Above the bay window of what is now Alston Clock Shop is a smaller window with a mortar and pestle, the sign of a chemist, engraved in the glass. The design also includes the initials J.R. and the date 1900. An interesting and attractive feature, certainly, but - in 1900 there was no window, the opening was a first floor door. Also, there was no chemist in Alston with those initials. This puzzle led to some detective work to uncover the story of why and how the window came to be there.
A few years later there was a chemist’s shop in those premises, called the Alston Drug Company. However, its first appearance in a trades directory was not in that published for 1901, nor in the following directory of 1904, but in the next directory, for 1906 - six years after J.R.’s date in the glass.

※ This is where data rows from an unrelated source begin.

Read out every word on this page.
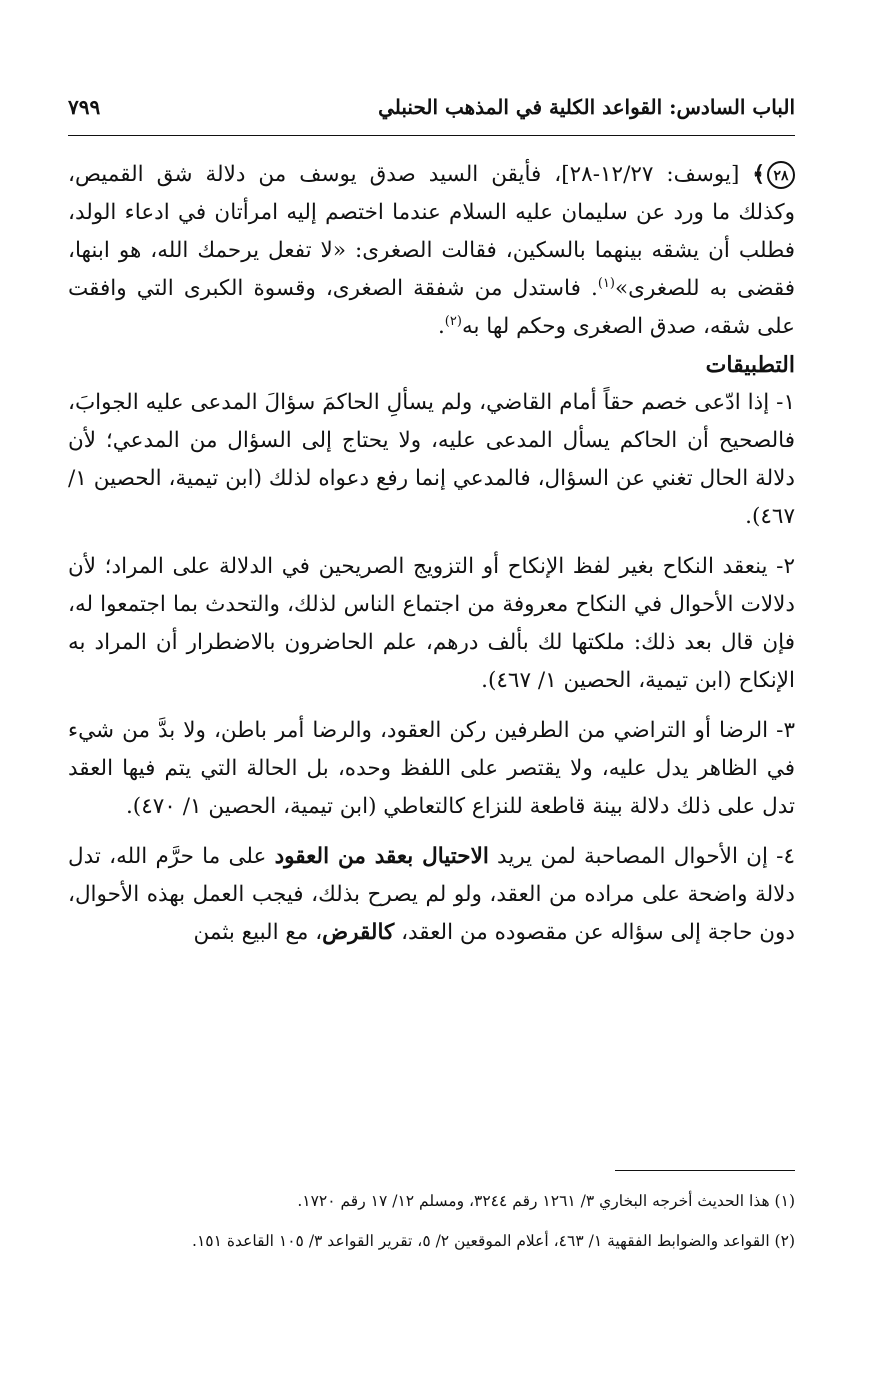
الباب السادس: القواعد الكلية في المذهب الحنبلي
٧٩٩

٢٨﴾ [يوسف: ١٢/٢٧-٢٨]، فأيقن السيد صدق يوسف من دلالة شق القميص، وكذلك ما ورد عن سليمان عليه السلام عندما اختصم إليه امرأتان في ادعاء الولد، فطلب أن يشقه بينهما بالسكين، فقالت الصغرى: «لا تفعل يرحمك الله، هو ابنها، فقضى به للصغرى»$^{(١)}$. فاستدل من شفقة الصغرى، وقسوة الكبرى التي وافقت على شقه، صدق الصغرى وحكم لها به$^{(٢)}$.

التطبيقات

١- إذا ادّعى خصم حقاً أمام القاضي، ولم يسألِ الحاكمَ سؤالَ المدعى عليه الجوابَ، فالصحيح أن الحاكم يسأل المدعى عليه، ولا يحتاج إلى السؤال من المدعي؛ لأن دلالة الحال تغني عن السؤال، فالمدعي إنما رفع دعواه لذلك (ابن تيمية، الحصين ١/ ٤٦٧).

٢- ينعقد النكاح بغير لفظ الإنكاح أو التزويج الصريحين في الدلالة على المراد؛ لأن دلالات الأحوال في النكاح معروفة من اجتماع الناس لذلك، والتحدث بما اجتمعوا له، فإن قال بعد ذلك: ملكتها لك بألف درهم، علم الحاضرون بالاضطرار أن المراد به الإنكاح (ابن تيمية، الحصين ١/ ٤٦٧).

٣- الرضا أو التراضي من الطرفين ركن العقود، والرضا أمر باطن، ولا بدَّ من شيء في الظاهر يدل عليه، ولا يقتصر على اللفظ وحده، بل الحالة التي يتم فيها العقد تدل على ذلك دلالة بينة قاطعة للنزاع كالتعاطي (ابن تيمية، الحصين ١/ ٤٧٠).

٤- إن الأحوال المصاحبة لمن يريد الاحتيال بعقد من العقود على ما حرَّم الله، تدل دلالة واضحة على مراده من العقد، ولو لم يصرح بذلك، فيجب العمل بهذه الأحوال، دون حاجة إلى سؤاله عن مقصوده من العقد، كالقرض، مع البيع بثمن

(١) هذا الحديث أخرجه البخاري ٣/ ١٢٦١ رقم ٣٢٤٤، ومسلم ١٢/ ١٧ رقم ١٧٢٠.

(٢) القواعد والضوابط الفقهية ١/ ٤٦٣، أعلام الموقعين ٢/ ٥، تقرير القواعد ٣/ ١٠٥ القاعدة ١٥١.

During the renovations to create the present shop, from autumn 1999 to spring 2000, Peter Docherty, the owner of shop and a horologist, let me look at the window and it is quite plain to see from the inside that the engraved window, in its own casement, is an older window fitted into a newer frame.
There is an old photograph of the Market Square that shows a building on the site of the seating area outside the Fish and Chip Shop. There were stone steps up the side to a workshop over an arch that was connected to the first floor entrance of what is now the Clock Shop. Evidence points to the demolition of the arch and building soon after 1900.
The first floor doorway to the present Clock Shop was changed to a window and the ground floor shop front was flush with the front wall, as evidenced by another photo of that part of the Market Square. This situation cannot have lasted long because other early twentieth century photographs show the bay window, with the Alston Drug Company’s name quite plainly above it. But where does this leave J.R. and the mortar and pestle in 1900?
During the later stages of the recent renovations, some floorboards and skirting were removed, allowing some clues came to come to light. What the clues consisted of were; an advert for head ointment, an advert for several remedies, a calendar for 1904 and a couple of bottles with remnants of their labels. One of the labels advertised a cleaning fluid for kid and dogskin (?!) from “J. A. Roberts, Cheapest Cash Chemists, Alston and Blaydon”. The calendar advertised “Atikamina” tablets (containing “No Drug Habit Heroin”!) from “Roberts Chemist, Alston, The Alston & District Drug Co.”, while the “Red Cross Head Ointment”, “for Killing Nits and Cleansing the Hair from Parasites and Insects of all kinds”, was available from “The Alston & District Drug Company”, and “Miller’s Ruby Cough Elixir” could be bought of “Roberts, Chemist (Late Miller), Blaydon”. The calendar had the label; “Robert’s, Chemist, Alston, the Alston Drug Co.”.
These items tell the story that J. Roberts arrived on Alston Moor sometime during 1904, too late for inclusion in the trades directory for that year. For some reason he had expanded his Blaydon business, which he had acquired from Mr. Miller, perhaps in 1900, to Alston. His shop in Blaydon had been modified and he had been left with a window casement that was too attractive to be disposed of. He brought it to fit the new window opening that had replaced the first floor door of the newly acquired and renovated premises. By 1906, Mr. Roberts had abandoned his own name in the business title and called it simply ‘The Alston Drug Company’. He also left us with this little puzzle.